そんな私は10月のインプットと金曜夜のオタ談義に端を発して、勢いだけで、珍しくオリジナルなんて書いていました。
最近は素で書くとこんな感じ。あとで推敲する。とりあえず載せておく。引用のところ色変えるか枠線で囲むかしなきゃなー、と思っている昨今。
タイトルは考えていません。

 僕は、ずっと見ているだけなんだ。


 彼女はいつも、彼のそばで微笑んでいた。肩にかかる髪を揺らして、大きな目を和らげて、可愛く声をたてて笑いもした。そんなとき、彼女のそばにはいつも彼がいたのだ。僕ではなくて。
 彼女のそばにいる彼は、僕とは違って上背もある、運動神経もいい、もちろん顔立ちだって僕には及ばなく、僕が彼にかなう筈はない。そんなことは分かっているけれど、もしあの場所にいるのが僕だったなら――そんな想像をして、虚しくなってしまうような馬鹿な日々を送っているのだ。僕なんかが相手にされるわけない。最初っからそう決めてしまっているのが、そもそもの僕の敗因なのは分かっているんだけれど。
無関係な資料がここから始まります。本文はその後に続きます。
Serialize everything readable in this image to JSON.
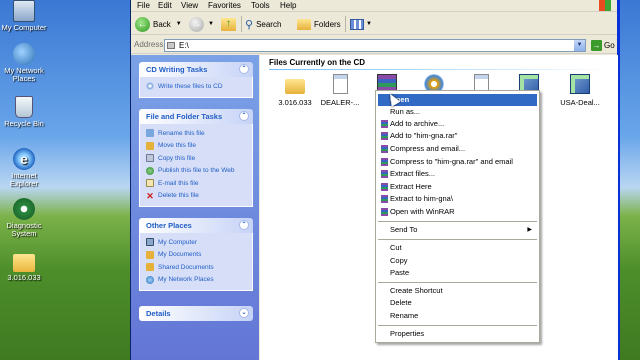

 彼女は、本を読むのが好きだ。彼がいない時はひとりで何かの本を読んでいる。仲の良い女の子もいて、よく本を貸し借りしているのを見かける。文庫にはいつも淡いオレンジの可愛らしいカバーがかかっていて、何を読んでいるのかは分からなかったけれど。教室の机で、今日も頬杖をついて文庫本に目を落としている彼女が、不意に顔を上げて誰かに笑いかけて本を閉じる。
 僕は、はっとする。
 僕の憧れを手に入れている彼が、彼女の少し先で手を振っていた。
 そうして、僕は、彼らの世界にまじわることもなく、離れた席でぼんやりと過ごしている。


 学校に居るとき以外の彼らを、僕は知らない。
 知る術があったとしても、知りたくない。二人きりで、どんな風に過ごしているのかなんて。
 どんな風に彼は彼女を愛するのだろう? どんな風に彼女は喜ぶのだろう?
 そんなことを考えたって、僕のみじめさが増すだけだった。


 僕はきっと、見ているだけなんだ。
 彼と彼女が一緒に学校へやってくるのを。休み時間に会話をしているのを。バスケをしている彼を彼女が応援しているのを。そして、汗をかいて活躍した彼が、彼女にタオルを渡されて嬉しそうに笑うのを。
 羨ましい、と思っているのはきっと僕だけじゃないはずだ。もはや公認になっている二人の邪魔をしようとする存在を、今のところ僕は知らない。僕自身にすらそんなつもりはない。それでも、内心で、あの関係を羨んでいる男は他にもいるはずだ。
 そして、そんな一人で暗い思いを抱いている僕を、ずっと見ていた女の子の事を僕は知らなかった。
 ある日、隣の席に座っている女の子に貸した辞書が手元に帰ってきたとき、中に挟まれた手紙を見つけるまでは。


『あなたが、他の女の子をずっと見ていることに気が付いたのは、
 わたしが、あなたのことをずっと見ているからです。
 あなたが、そのことに気が付く日は来るのでしょうか?
 あなたのことが、好きです』


 目眩を覚えた。僕は彼女たちを見ているとき、充分に気をつけていたはずなのだ。あからさまに他所のカップルを見ているなんて、他に分からないように。そもそも、普段から僕自身の存在を薄めるように努めているのに。
 辞書をひいたのは昼休みだった。幸いかどうか、隣の席の女の子はそこに居なかった。
 僕は、どうするべきだろう?
 手紙には「好きです」と書いてあった。まっすぐな言葉。僕が、憧れの人に言えない言葉。なんだか急に体が熱くなった。好きな人をずっと見ている気持ちが、僕には痛いくらいに分かる。その相手が、たとえ他の誰かを好きであることが分かっていても。だからこそ「つきあってください」と書けなかった思いまで、まるで手にとるように。
 脳の裏側を殴られたような痛みが、じわじわと襲う。
 でもきっと僕は、この整った字を書くクラスメイトを傷つけることになるのだろうと思った。
 放課後、謝ろうと決めた。そのまっすぐな気持ちに応えられないこと。僕はきみが考えているような男ではないこと。そして、手紙をくれたのは嬉しかったことも伝えよう――。


 

 こんな僕を許して欲しい。
 だって、僕は、彼を愛しているのだから。


…もっと嫉妬でドロドロなのを書こうと思っていたのにな。